Money flowing through the network included cash that can be linked to some of the most notorious frauds committed during Vladimir Putin’s presidency.
In all, it is estimated that $4.6bn (£3.5bn) was sent to Europe and the US from a Russian-operated network of 70 offshore companies with accounts in Lithuania.
Shared with media partners including the Guardian, the data represents one of the largest ever banking leaks.
There is no suggestion that end recipients of funds were aware of the original source of the money, which arrived via a disguised route. However, the documents indicate that criminal and legitimate money may have been mixed together, making it impossible to trace the original source, before passing through screen companies into the global banking system.

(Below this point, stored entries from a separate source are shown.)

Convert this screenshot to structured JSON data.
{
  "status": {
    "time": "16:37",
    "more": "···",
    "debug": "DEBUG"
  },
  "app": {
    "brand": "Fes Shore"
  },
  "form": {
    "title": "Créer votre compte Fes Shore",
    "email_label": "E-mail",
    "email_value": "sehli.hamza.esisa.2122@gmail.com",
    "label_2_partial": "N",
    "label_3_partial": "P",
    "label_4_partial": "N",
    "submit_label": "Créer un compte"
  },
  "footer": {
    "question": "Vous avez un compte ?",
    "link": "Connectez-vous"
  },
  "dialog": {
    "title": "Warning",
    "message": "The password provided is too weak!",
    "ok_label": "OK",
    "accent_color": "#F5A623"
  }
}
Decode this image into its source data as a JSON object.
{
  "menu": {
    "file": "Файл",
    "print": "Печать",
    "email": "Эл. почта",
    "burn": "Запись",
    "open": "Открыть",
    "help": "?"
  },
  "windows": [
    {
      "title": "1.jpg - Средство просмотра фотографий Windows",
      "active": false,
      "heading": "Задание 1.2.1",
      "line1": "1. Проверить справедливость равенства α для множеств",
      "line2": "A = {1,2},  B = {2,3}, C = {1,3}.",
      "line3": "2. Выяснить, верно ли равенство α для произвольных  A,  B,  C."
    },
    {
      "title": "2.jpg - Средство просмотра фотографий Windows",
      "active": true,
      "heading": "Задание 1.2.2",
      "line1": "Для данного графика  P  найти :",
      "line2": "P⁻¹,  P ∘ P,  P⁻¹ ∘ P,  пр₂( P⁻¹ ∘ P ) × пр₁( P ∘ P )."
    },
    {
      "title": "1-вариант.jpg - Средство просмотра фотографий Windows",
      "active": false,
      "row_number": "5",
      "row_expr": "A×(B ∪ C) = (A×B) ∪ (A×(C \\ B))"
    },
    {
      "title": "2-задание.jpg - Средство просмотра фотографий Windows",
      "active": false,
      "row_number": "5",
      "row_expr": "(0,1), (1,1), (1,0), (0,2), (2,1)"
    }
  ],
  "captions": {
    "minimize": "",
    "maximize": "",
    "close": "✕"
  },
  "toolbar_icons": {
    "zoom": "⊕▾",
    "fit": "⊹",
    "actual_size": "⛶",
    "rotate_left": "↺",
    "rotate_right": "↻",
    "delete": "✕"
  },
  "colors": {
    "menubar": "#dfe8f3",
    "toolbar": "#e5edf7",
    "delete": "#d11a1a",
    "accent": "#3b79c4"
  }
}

The cash was then used legally to pay for private jets, custom-built yachts, luxury properties, holidays, football tickets and fees at top English private schools.
“This is the pipe through which the proceeds of kleptocracy flow from Russia to the west,” said the anti-corruption campaigner Bill Browder.
For years, Browder has been trying to trace what happened to $230m stolen from the Moscow tax office by a gang that took control of subsidiaries of his investment fund, Hermitage Capital. Evidence from the leak suggests some of the proceeds moved through this network.
The findings will be likely to add to concerns expressed by UK ministers who have vowed to crack down on those facilitating the transfer of fortunes out of Russia by elites seeking to spend their money in the west. Ministers have demanded better due diligence by British institutions before accepting money from offshore companies.
The leak focuses on Troika Dialog, a leading Russian investment bank now merged with the country’s biggest high street bank. Emails reveal how certain managers at Troika kept money flowing through the pipeline for more than eight years, starting in 2004.